Степень, в которой продукты глобализирующейся потребительской индустрии также переносят культурные ценности Запада, является спорной. Тем не менее можно констатировать, что в те же годы, когда всемирное протестное движение утратило свое значение, а западная популярная культура получила глобальное распространение, в западных метрополиях, особенно в университетах, начала утверждаться новая концепция морали и нравов, добра и зла, которая была лишь слабо связана с левыми лозунгами 1970‑х. Эта конвенционализация универсальной морали здесь уже не относилась в первую очередь к традиционному социальному неравенству богатых и бедных, а к запрету дискриминации по половому, физическому, расовому или религиозному отклонению от нормы. Требованию нивелирования социальных различий противостоит требование принятия множественных индивидуальных ориентаций. Этот постулат оказался настолько удачным, что консерваторы в США, как позже и в Западной Европе, осудили его с вердиктом «политкорректности», то есть с обвинением в новом добродетельном терроре. В то время как в западных обществах резко возросло социальное неравенство, преобладала антидискриминационная политика, которая трактовала императив равенства культурно, а не социально[57]
.Если рассматривать в целом, то политическая культура – сам термин является продуктом окультуривания политического в эти годы – в ФРГ 1980‑х годов стала не более ограничительной, как опасались левые после прихода к власти Коля, а более либеральной, более уверенной в себе, более расслабленной и более открытой миру; в то же время, однако, она стала более поверхностной, более игривой, более потребительской. Пессимистическое настроение, о котором говорилось в начале, также изменилось: если в канун Нового 1981 года только 32 процента населения связывали новый год в основном с надеждами, то к 1985 году этот показатель вырос до 61 процента, а к 1989 году – до 68 процентов[58]
. Помимо значительно улучшившейся экономической ситуации, главную ответственность за это несли международные изменения после прихода к власти Горбачева и связанные с этим перспективы окончания холодной войны. Но апокалиптические видения будущего начала 1980‑х годов также исчезли. Не подтвердились ни опасения повторения Чернобыля, ни опасения вымирания лесов. Летом 1989 года больше не было разговоров об «отсутствии будущего». Хитом года стала песня «Don’t worry, be happy».Таким образом, предупреждения и тревоги об опасностях эпохи современности, которые вновь усилились с середины 1970‑х годов, постепенно уступили место более спокойному отношению. Мир современности был не только навязан сверху, но и присвоен снизу. Политическая поляризация также выровнялась, а идеологические связи между политическими лагерями потеряли свою эффективность. Разнообразные процессы либерализации и плюрализации общества оказали интегрирующее воздействие; к концу десятилетия было мало признаков радикального неприятия государства со стороны левых. С другой стороны, консерваторы также понимали это государство как свое собственное хотя бы потому, что левые так долго ему противостояли – и сами были либерализованы в процессе.

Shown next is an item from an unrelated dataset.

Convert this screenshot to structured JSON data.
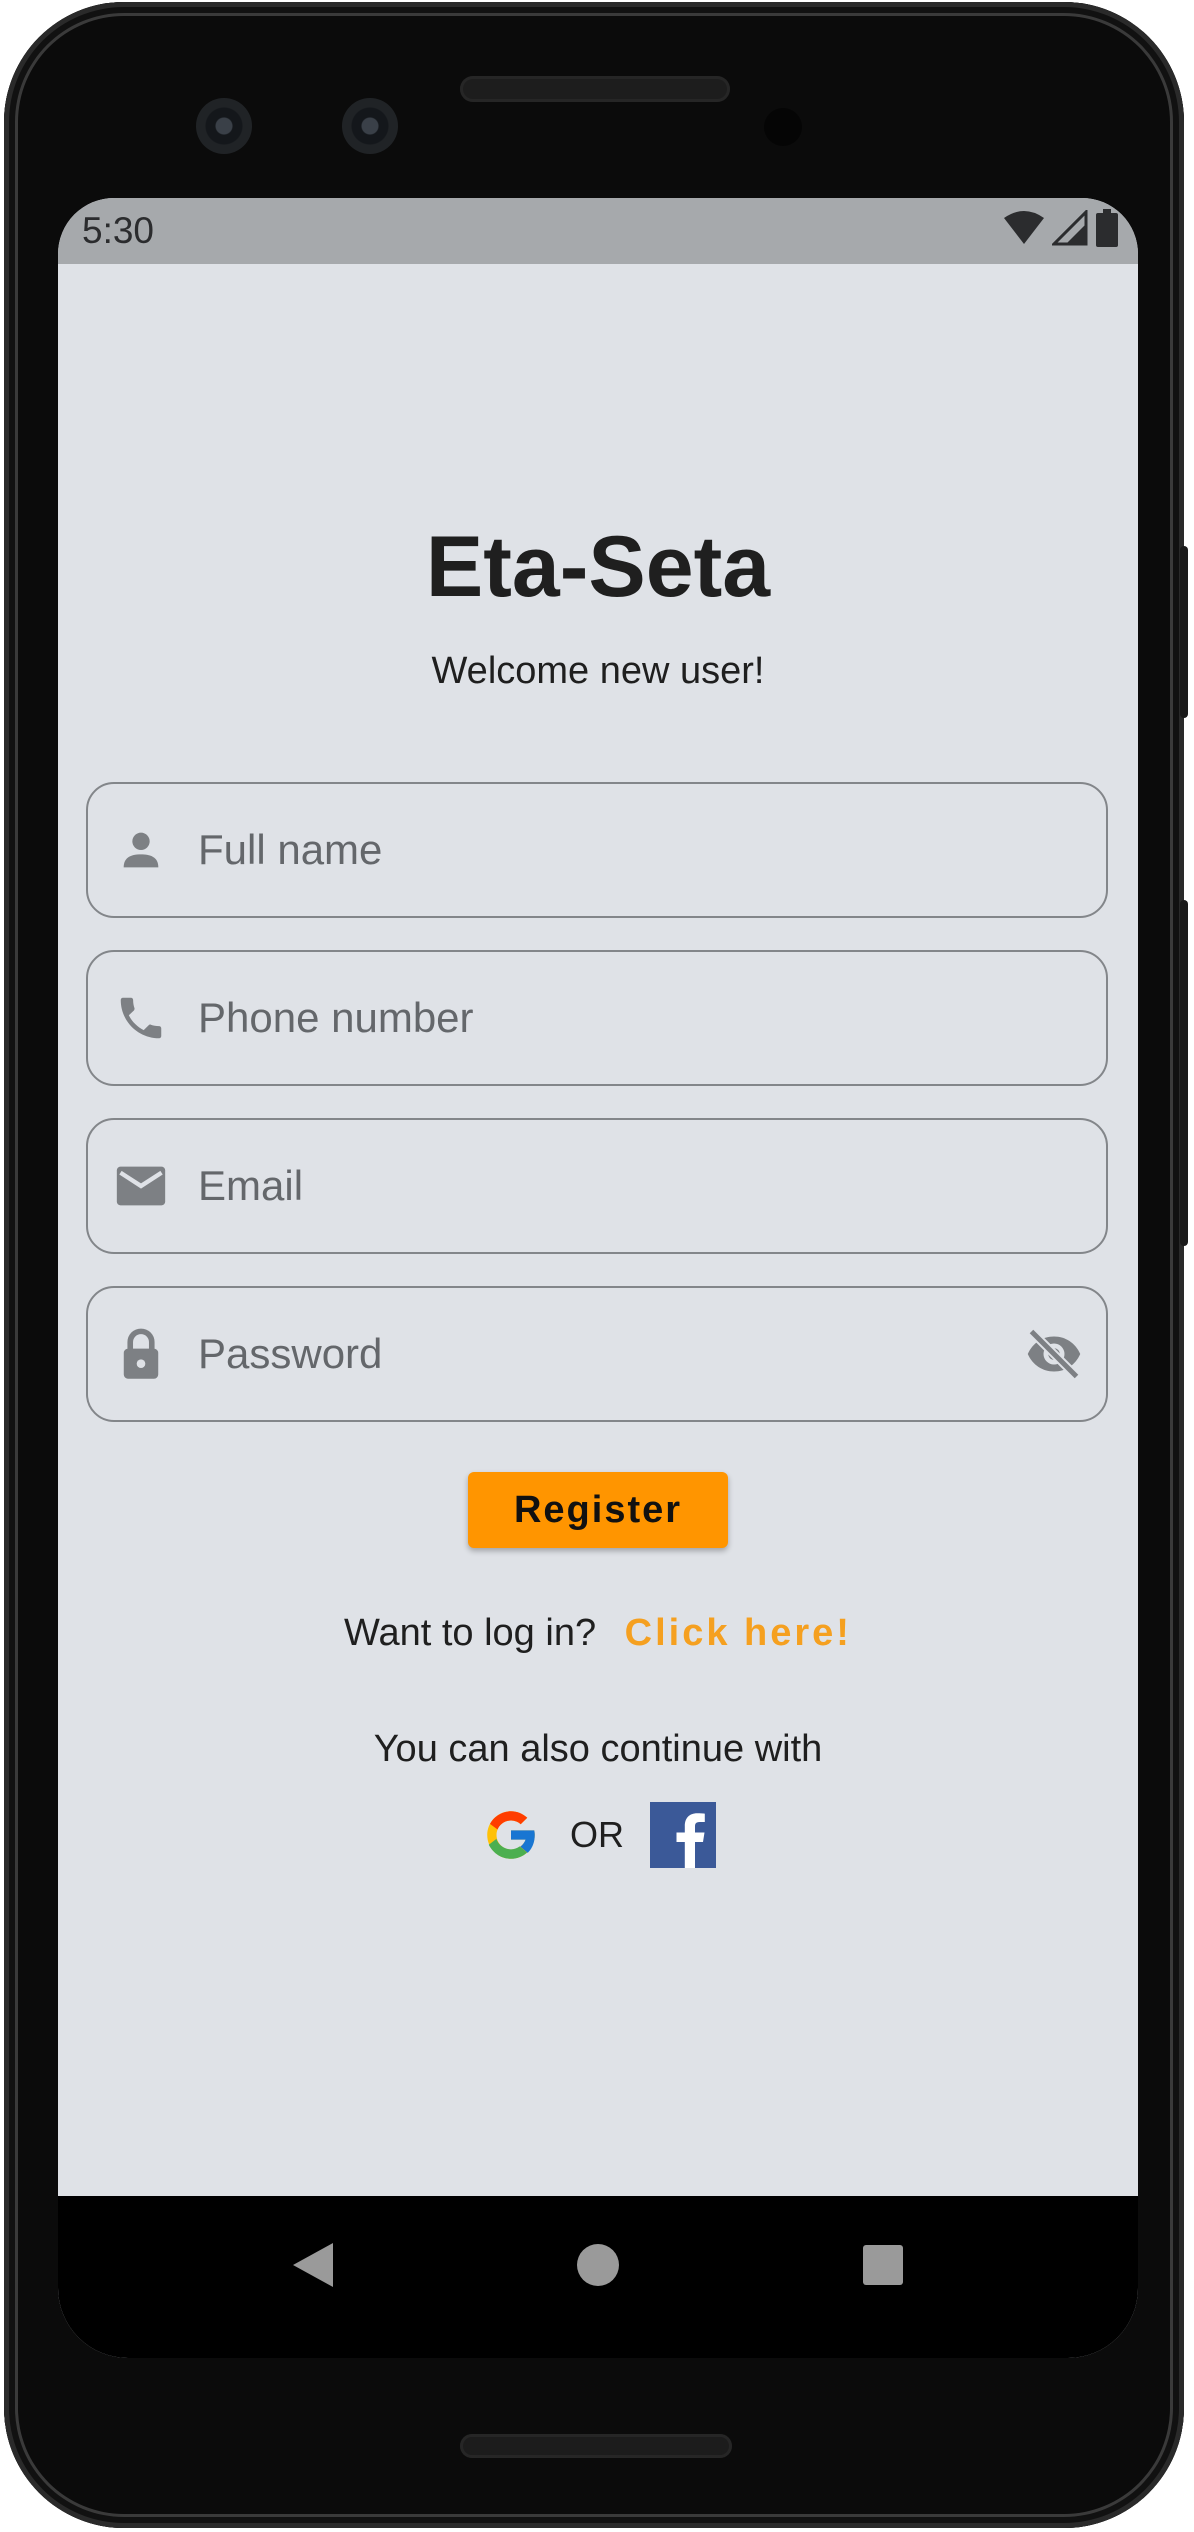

В то же время значение национальных различий в Западной Европе продолжало снижаться. Это касалось потребления, образа жизни, структуры и внешнего вида городов и сельскохозяйственных регионов, а также доминирования автомобильного движения, социальных услуг государства, изменения гендерных отношений или вечерней телевизионной программы. В ФРГ это было связано со стремлением, особенно ярко выраженным здесь, наконец-то стать как все: нормальным обществом, нормальным государством с обычными проблемами и успехами – выражением политического и культурного самопризнания ФРГ, которое было достигнуто в экономической сфере задолго до этого. В этом смысле настоящее в Западной Германии действительно стало нормальным. Но, как оказалось, не в прошлом.